The role of substrate, flow and larval supply to recruitment of the red abalone (Haliotis rufescens)
Resumo:
Precipitous declines in wild populations of the red abalone Haliotis rufescens and the eventual closure of the commercial and southern recreational fishery have led to renewed interest in supplementing wild stocks with hatchery-raised individuals. Most work to date has focused on releasing small juveniles and has had limited success. Although much is known about larval settlement, juvenile survivorship and growth of abalone, there is scanty information on natural processes in the field. The failure of many regulated fisheries worldwide suggests that both the larval and juvenile stages may be important in determining the future population, and that early juvenile mortality is more important than previously believed. This paper presents a series of experiments designed to examine factors and mechanisms that could affect settlement, survivorship, and growth of larvae and early post-settlers in the field. Laboratory trials under different flow regimes showed that red abalone larvae settled preferentially on substrates encrusted with coralline algae, and that settlement was rapid when exposed to crusts compared to other surfaces. Urchin grazing of films appeared to facilitate abalone settlement but only when urchins were removed. Initial field experiments showed that released larvae settled on natural cobble rock, and that settlement was at least one order of magnitude greater when settlement habitats were tented.
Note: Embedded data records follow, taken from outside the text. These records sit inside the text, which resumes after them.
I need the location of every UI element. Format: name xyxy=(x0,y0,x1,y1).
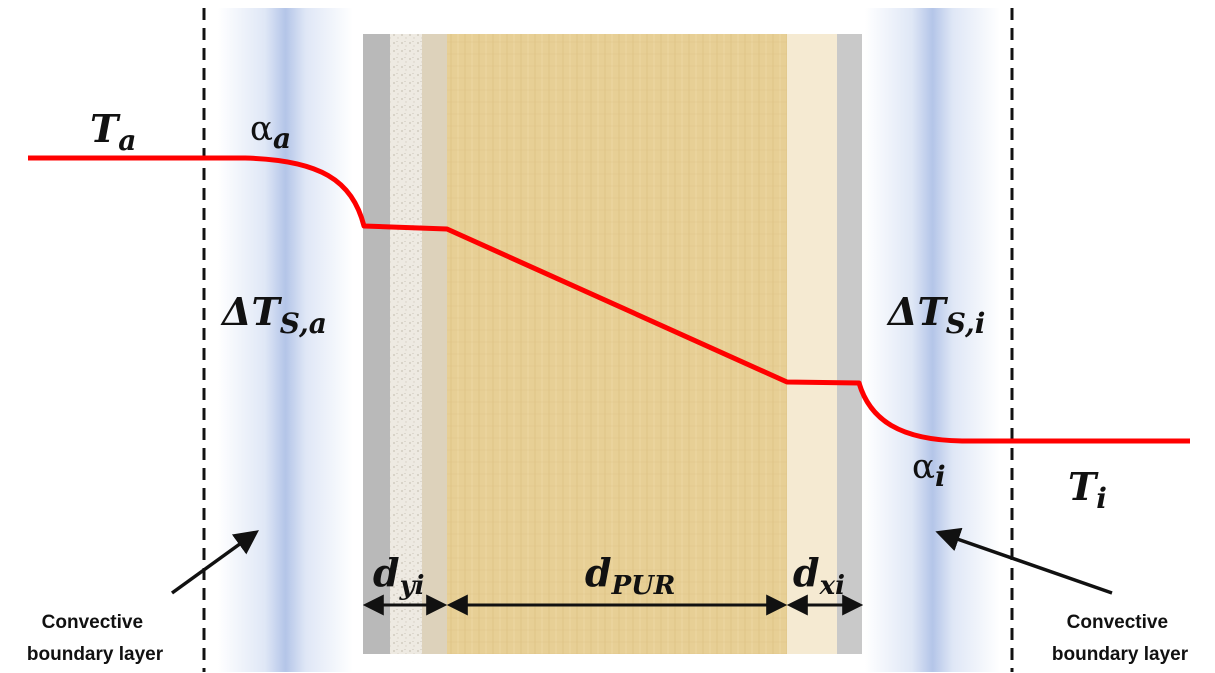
temperature-profile-line xyxy=(28,155,1190,444)
right-callout-text: Convective boundary layer xyxy=(1052,612,1189,665)
left-callout-arrow xyxy=(170,530,259,595)
label-delta-t-inside: ΔTS,i xyxy=(886,289,985,340)
inner-board-layer xyxy=(787,34,837,654)
outside-boundary-layer xyxy=(218,8,353,672)
pur-core-layer xyxy=(447,34,787,654)
inner-skin-layer xyxy=(837,34,862,654)
label-t-outside: Ta xyxy=(90,106,136,157)
label-alpha-inside: αi xyxy=(912,447,946,493)
plaster-layer xyxy=(390,34,422,654)
inside-boundary-layer xyxy=(865,8,1000,672)
right-callout-arrow xyxy=(935,527,1113,595)
plaster-transition xyxy=(422,34,447,654)
outer-skin-layer xyxy=(363,34,390,654)
label-alpha-outside: αa xyxy=(250,109,291,155)
label-t-inside: Ti xyxy=(1068,464,1107,515)
left-callout-text: Convective boundary layer xyxy=(27,612,164,665)
label-delta-t-outside: ΔTS,a xyxy=(220,289,327,340)
label-d-outer-layer: dyi xyxy=(373,550,425,601)
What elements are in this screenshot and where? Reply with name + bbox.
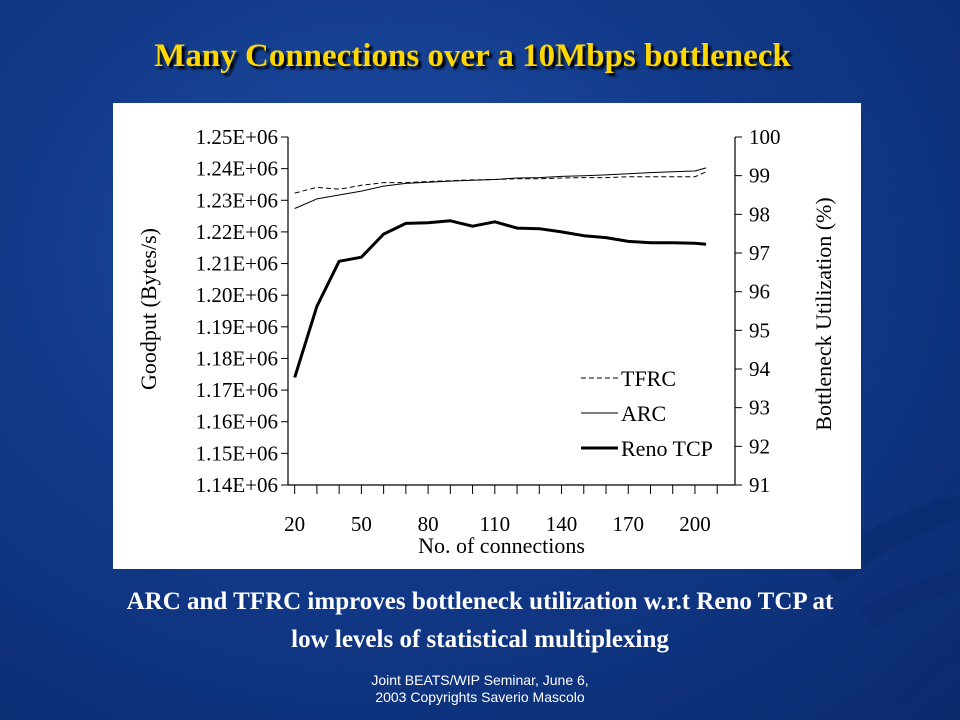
x-tick-label: 200 xyxy=(679,512,711,536)
x-tick-label: 140 xyxy=(546,512,578,536)
x-tick-label: 50 xyxy=(351,512,372,536)
slide-title: Many Connections over a 10Mbps bottlenec… xyxy=(154,38,791,74)
y-tick-label-left: 1.19E+06 xyxy=(196,315,278,339)
goodput-utilization-chart: 1.14E+06 1.15E+06 1.16E+06 1.17E+06 1.18E+06… xyxy=(136,125,836,558)
y-tick-label-left: 1.21E+06 xyxy=(196,252,278,276)
x-tick-label: 20 xyxy=(284,512,305,536)
y-tick-label-right: 98 xyxy=(749,202,770,226)
chart-panel: 1.14E+06 1.15E+06 1.16E+06 1.17E+06 1.18E+06… xyxy=(113,103,861,569)
y-tick-label-right: 97 xyxy=(749,241,770,265)
series-line-arc xyxy=(294,167,707,209)
y-axis-title-left: Goodput (Bytes/s) xyxy=(136,228,161,390)
y-tick-label-right: 100 xyxy=(749,125,781,149)
y-tick-label-left: 1.24E+06 xyxy=(196,157,278,181)
y-tick-label-left: 1.17E+06 xyxy=(196,378,278,402)
caption-line-1: ARC and TFRC improves bottleneck utiliza… xyxy=(126,588,834,615)
footer-line-2: 2003 Copyrights Saverio Mascolo xyxy=(375,689,585,705)
series-line-tfrc xyxy=(294,171,707,194)
legend-label: ARC xyxy=(621,401,666,426)
y-tick-label-left: 1.16E+06 xyxy=(196,410,278,434)
y-tick-label-left: 1.22E+06 xyxy=(196,220,278,244)
y-tick-label-left: 1.18E+06 xyxy=(196,346,278,370)
y-tick-label-left: 1.25E+06 xyxy=(196,125,278,149)
y-tick-label-right: 92 xyxy=(749,434,770,458)
y-tick-label-right: 93 xyxy=(749,396,770,420)
slide-caption: ARC and TFRC improves bottleneck utiliza… xyxy=(0,583,960,659)
y-tick-label-left: 1.14E+06 xyxy=(196,473,278,497)
x-tick-label: 110 xyxy=(479,512,510,536)
legend-label: TFRC xyxy=(621,366,676,391)
y-tick-label-left: 1.20E+06 xyxy=(196,283,278,307)
x-tick-label: 170 xyxy=(613,512,645,536)
x-axis-title: No. of connections xyxy=(418,533,585,558)
slide-footer: Joint BEATS/WIP Seminar, June 6, 2003 Co… xyxy=(0,672,960,706)
y-tick-label-right: 96 xyxy=(749,280,770,304)
y-tick-label-right: 95 xyxy=(749,318,770,342)
caption-line-2: low levels of statistical multiplexing xyxy=(291,626,669,653)
series-line-reno-tcp xyxy=(293,219,707,378)
y-tick-label-right: 91 xyxy=(749,473,770,497)
legend-label: Reno TCP xyxy=(621,436,713,461)
y-tick-label-right: 99 xyxy=(749,164,770,188)
x-tick-label: 80 xyxy=(418,512,439,536)
footer-line-1: Joint BEATS/WIP Seminar, June 6, xyxy=(371,672,589,688)
y-tick-label-right: 94 xyxy=(749,357,771,381)
y-axis-title-right: Bottleneck Utilization (%) xyxy=(811,197,836,430)
y-tick-label-left: 1.23E+06 xyxy=(196,188,278,212)
y-tick-label-left: 1.15E+06 xyxy=(196,441,278,465)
I then examined post-settlement survivorship at one and two days after settlement, and found that although there was a large amount of variation, on average 10% of released larvae were found as newly-settled recruits after 1 day. Survivorship and growth of recruits were followed over at least one month in both Spring and Fall. Abalone settled at higher densities, survived better and grew faster in the warmer Fall months than in the Spring. The density of month-old abalone recruits was correlated with density of naturally-occurring gastropods in the Spring, but not in the Fall. These results suggest that settlement and survivorship can be extremely variable across space and time, and that oceanographic and local biotic conditions play a role and should be considered when planning larval seeding.